Nonostante i precedenti musicali, Puccini aveva individuato l’opera in un’ottica del tutto personale, tanto da riferirsi a Massenet in questi termini: «Lui la sentirà alla francese, con cipria e i minuetti. Io la sentirò all’italiana, con passione disperata». Questa è la chiave di lettura dell’opera che spesso è stata soprannominata “un Tristano e Isotta all’italiana”, ossia il focus sull’energia di questi due ragazzi, sulla loro ardente giovinezza che li porta a logorare ogni cosa, persino loro stessi.

Un momento della presentazione

Più storico e umanistico l’approccio del M° Paloscia, direttore artistico del Teatro Goldoni di Livorno, che ha notato una curiosa regolarità nelle rappresentazioni di Manon Lescaut nel circuito dei teatri di Pisa, Lucca e Livorno: il titolo pucciniano fa ritorno ogni dieci anni (difatti l’ultima rappresentazione risale al 1996).
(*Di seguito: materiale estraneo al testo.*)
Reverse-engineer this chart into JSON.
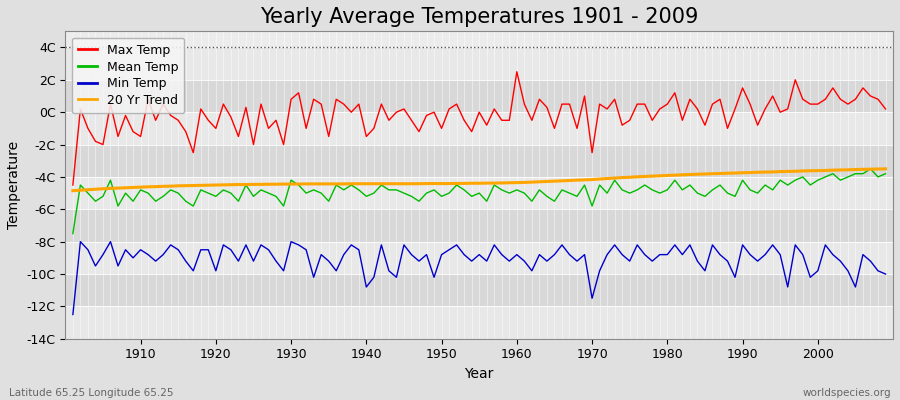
{
  "title": "Yearly Average Temperatures 1901 - 2009",
  "xlabel": "Year",
  "ylabel": "Temperature",
  "subtitle_left": "Latitude 65.25 Longitude 65.25",
  "subtitle_right": "worldspecies.org",
  "years": [
    1901,
    1902,
    1903,
    1904,
    1905,
    1906,
    1907,
    1908,
    1909,
    1910,
    1911,
    1912,
    1913,
    1914,
    1915,
    1916,
    1917,
    1918,
    1919,
    1920,
    1921,
    1922,
    1923,
    1924,
    1925,
    1926,
    1927,
    1928,
    1929,
    1930,
    1931,
    1932,
    1933,
    1934,
    1935,
    1936,
    1937,
    1938,
    1939,
    1940,
    1941,
    1942,
    1943,
    1944,
    1945,
    1946,
    1947,
    1948,
    1949,
    1950,
    1951,
    1952,
    1953,
    1954,
    1955,
    1956,
    1957,
    1958,
    1959,
    1960,
    1961,
    1962,
    1963,
    1964,
    1965,
    1966,
    1967,
    1968,
    1969,
    1970,
    1971,
    1972,
    1973,
    1974,
    1975,
    1976,
    1977,
    1978,
    1979,
    1980,
    1981,
    1982,
    1983,
    1984,
    1985,
    1986,
    1987,
    1988,
    1989,
    1990,
    1991,
    1992,
    1993,
    1994,
    1995,
    1996,
    1997,
    1998,
    1999,
    2000,
    2001,
    2002,
    2003,
    2004,
    2005,
    2006,
    2007,
    2008,
    2009
  ],
  "max_temp": [
    -4.5,
    0.2,
    -1.0,
    -1.8,
    -2.0,
    0.5,
    -1.5,
    -0.2,
    -1.2,
    -1.5,
    0.8,
    -0.5,
    0.5,
    -0.2,
    -0.5,
    -1.2,
    -2.5,
    0.2,
    -0.5,
    -1.0,
    0.5,
    -0.3,
    -1.5,
    0.3,
    -2.0,
    0.5,
    -1.0,
    -0.5,
    -2.0,
    0.8,
    1.2,
    -1.0,
    0.8,
    0.5,
    -1.5,
    0.8,
    0.5,
    0.0,
    0.5,
    -1.5,
    -1.0,
    0.5,
    -0.5,
    0.0,
    0.2,
    -0.5,
    -1.2,
    -0.2,
    0.0,
    -1.0,
    0.2,
    0.5,
    -0.5,
    -1.2,
    0.0,
    -0.8,
    0.2,
    -0.5,
    -0.5,
    2.5,
    0.5,
    -0.5,
    0.8,
    0.3,
    -1.0,
    0.5,
    0.5,
    -1.0,
    1.0,
    -2.5,
    0.5,
    0.2,
    0.8,
    -0.8,
    -0.5,
    0.5,
    0.5,
    -0.5,
    0.2,
    0.5,
    1.2,
    -0.5,
    0.8,
    0.2,
    -0.8,
    0.5,
    0.8,
    -1.0,
    0.2,
    1.5,
    0.5,
    -0.8,
    0.2,
    1.0,
    0.0,
    0.2,
    2.0,
    0.8,
    0.5,
    0.5,
    0.8,
    1.5,
    0.8,
    0.5,
    0.8,
    1.5,
    1.0,
    0.8,
    0.2
  ],
  "mean_temp": [
    -7.5,
    -4.5,
    -5.0,
    -5.5,
    -5.2,
    -4.2,
    -5.8,
    -5.0,
    -5.5,
    -4.8,
    -5.0,
    -5.5,
    -5.2,
    -4.8,
    -5.0,
    -5.5,
    -5.8,
    -4.8,
    -5.0,
    -5.2,
    -4.8,
    -5.0,
    -5.5,
    -4.5,
    -5.2,
    -4.8,
    -5.0,
    -5.2,
    -5.8,
    -4.2,
    -4.5,
    -5.0,
    -4.8,
    -5.0,
    -5.5,
    -4.5,
    -4.8,
    -4.5,
    -4.8,
    -5.2,
    -5.0,
    -4.5,
    -4.8,
    -4.8,
    -5.0,
    -5.2,
    -5.5,
    -5.0,
    -4.8,
    -5.2,
    -5.0,
    -4.5,
    -4.8,
    -5.2,
    -5.0,
    -5.5,
    -4.5,
    -4.8,
    -5.0,
    -4.8,
    -5.0,
    -5.5,
    -4.8,
    -5.2,
    -5.5,
    -4.8,
    -5.0,
    -5.2,
    -4.5,
    -5.8,
    -4.5,
    -5.0,
    -4.2,
    -4.8,
    -5.0,
    -4.8,
    -4.5,
    -4.8,
    -5.0,
    -4.8,
    -4.2,
    -4.8,
    -4.5,
    -5.0,
    -5.2,
    -4.8,
    -4.5,
    -5.0,
    -5.2,
    -4.2,
    -4.8,
    -5.0,
    -4.5,
    -4.8,
    -4.2,
    -4.5,
    -4.2,
    -4.0,
    -4.5,
    -4.2,
    -4.0,
    -3.8,
    -4.2,
    -4.0,
    -3.8,
    -3.8,
    -3.5,
    -4.0,
    -3.8
  ],
  "min_temp": [
    -12.5,
    -8.0,
    -8.5,
    -9.5,
    -8.8,
    -8.0,
    -9.5,
    -8.5,
    -9.0,
    -8.5,
    -8.8,
    -9.2,
    -8.8,
    -8.2,
    -8.5,
    -9.2,
    -9.8,
    -8.5,
    -8.5,
    -9.8,
    -8.2,
    -8.5,
    -9.2,
    -8.2,
    -9.2,
    -8.2,
    -8.5,
    -9.2,
    -9.8,
    -8.0,
    -8.2,
    -8.5,
    -10.2,
    -8.8,
    -9.2,
    -9.8,
    -8.8,
    -8.2,
    -8.5,
    -10.8,
    -10.2,
    -8.2,
    -9.8,
    -10.2,
    -8.2,
    -8.8,
    -9.2,
    -8.8,
    -10.2,
    -8.8,
    -8.5,
    -8.2,
    -8.8,
    -9.2,
    -8.8,
    -9.2,
    -8.2,
    -8.8,
    -9.2,
    -8.8,
    -9.2,
    -9.8,
    -8.8,
    -9.2,
    -8.8,
    -8.2,
    -8.8,
    -9.2,
    -8.8,
    -11.5,
    -9.8,
    -8.8,
    -8.2,
    -8.8,
    -9.2,
    -8.2,
    -8.8,
    -9.2,
    -8.8,
    -8.8,
    -8.2,
    -8.8,
    -8.2,
    -9.2,
    -9.8,
    -8.2,
    -8.8,
    -9.2,
    -10.2,
    -8.2,
    -8.8,
    -9.2,
    -8.8,
    -8.2,
    -8.8,
    -10.8,
    -8.2,
    -8.8,
    -10.2,
    -9.8,
    -8.2,
    -8.8,
    -9.2,
    -9.8,
    -10.8,
    -8.8,
    -9.2,
    -9.8,
    -10.0
  ],
  "trend_20yr": [
    -4.85,
    -4.82,
    -4.79,
    -4.76,
    -4.73,
    -4.71,
    -4.69,
    -4.67,
    -4.65,
    -4.63,
    -4.61,
    -4.6,
    -4.58,
    -4.57,
    -4.55,
    -4.54,
    -4.53,
    -4.52,
    -4.51,
    -4.5,
    -4.49,
    -4.48,
    -4.47,
    -4.47,
    -4.46,
    -4.46,
    -4.45,
    -4.45,
    -4.44,
    -4.44,
    -4.44,
    -4.43,
    -4.43,
    -4.43,
    -4.43,
    -4.43,
    -4.43,
    -4.42,
    -4.42,
    -4.42,
    -4.42,
    -4.42,
    -4.42,
    -4.42,
    -4.42,
    -4.42,
    -4.42,
    -4.41,
    -4.41,
    -4.41,
    -4.41,
    -4.4,
    -4.4,
    -4.39,
    -4.39,
    -4.38,
    -4.38,
    -4.37,
    -4.36,
    -4.35,
    -4.34,
    -4.32,
    -4.3,
    -4.28,
    -4.26,
    -4.24,
    -4.22,
    -4.2,
    -4.18,
    -4.16,
    -4.13,
    -4.1,
    -4.07,
    -4.04,
    -4.02,
    -3.99,
    -3.97,
    -3.95,
    -3.93,
    -3.91,
    -3.89,
    -3.87,
    -3.85,
    -3.83,
    -3.82,
    -3.8,
    -3.79,
    -3.77,
    -3.76,
    -3.74,
    -3.73,
    -3.71,
    -3.7,
    -3.69,
    -3.67,
    -3.66,
    -3.65,
    -3.63,
    -3.62,
    -3.61,
    -3.6,
    -3.58,
    -3.57,
    -3.56,
    -3.54,
    -3.53,
    -3.52,
    -3.51,
    -3.5
  ],
  "max_color": "#ff0000",
  "mean_color": "#00bb00",
  "min_color": "#0000cc",
  "trend_color": "#ffa500",
  "bg_color": "#e0e0e0",
  "plot_bg_color": "#ececec",
  "band_color_light": "#e8e8e8",
  "band_color_dark": "#d8d8d8",
  "grid_color": "#ffffff",
  "ylim": [
    -14,
    5
  ],
  "yticks": [
    -14,
    -12,
    -10,
    -8,
    -6,
    -4,
    -2,
    0,
    2,
    4
  ],
  "ytick_labels": [
    "-14C",
    "-12C",
    "-10C",
    "-8C",
    "-6C",
    "-4C",
    "-2C",
    "0C",
    "2C",
    "4C"
  ],
  "hline_y": 4.0,
  "title_fontsize": 15,
  "axis_label_fontsize": 10,
  "tick_fontsize": 9,
  "legend_fontsize": 9
}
Il M° Paloscia ha inoltre sottolineato l’importanza storica del momento in cui è stata composta l’opera: «Siamo quasi nel dopo-Verdi e in Italia, precisamente ne 1890, nasce con l’opera Cavalleria Rusticana di Pietro Mascagni una nuova scuola musicale, la cosiddetta Giovane Scuola che sarà di fondamentale importanza per l’opera del primo Novecento. Bisogna anche ricordare quale importante impulso abbia dato la Toscana a questa Scuola, di cui facevano parte, tra gli altri, non solo Mascagni ma anche Puccini e Alfredo Catalani». Il direttore artistico del Goldoni ha anche colto l’occasione per rimarcare un particolare che – sebbene sia piuttosto scontato – sembra parimenti sfuggire a molti e cioè che nonostante molte e reali differenze, Puccini e Mascagni si trovino in fin dei conti su posizioni molto simili, ma semplicemente le raggiungono o sostengo passando per strade diverse, come può suggerire un ascolto del Guglielmo Ratcliff, composta da Mascagni ma innegabilmente vicina alle istanze pucciniane.

Il terzo e ultimo intervento della presentazione ha permesso al pubblico di avere “in anteprima” uno squarcio sul sipario attraverso cui sbirciare la regia, raccontata dallo stesso Pugliese. «Ogni volta che mi metto al lavoro su un’opera – ha spiegato il regista – cerco sempre di visualizzarla nella mia mente già dall’inizio. In questo particolare caso mi ha colpito la famosa landa desolata dell’Atto IV e ho cercato di risalire a vari significati, come “abbandono”, “vuoto d’ogni cosa” e su questa base ho costruito un percorso di ricerca di qualcosa di effimero, non voglio usare il termine “consumismo”, ma è la ricerca di un qualcosa in più che ancora non si possiede ma che non ci si riesce a rendere conto di cosa sia e quindi questa ricerca non soddisfa. Per rendere ancor più chiara questa ricerca ho deciso di ricorrere a una sorta di flashback, come se la narrazione dell’opera avvenisse per ricordi; proprio per questoho deciso il coro e alcuni comprimari indossassero particolari costumi, omologati se vogliamo, un po’ come quando si ripensa a una cena al ristorante avvenuta anni prima: alcuni dettagli rimangono molto chiari, ma i volti iniziano a sbiadire, gli abiti delle altre persone perdono molti dettagli; insomma, persone che vivono solo nei ricordi sbiaditi perché non influiscono nella storia di Manon. Ho adottato anche un particolare uso dei colori, per suggerire cromaticamente alcune sensazioni o alcune caratteristiche dei personaggi, ma non voglio entrare troppo nel dettaglio, preferisco che il pubblico che assisterà all’opera possa godersi ogni sorpresa della regia e della scenografia proprio qui, a teatro».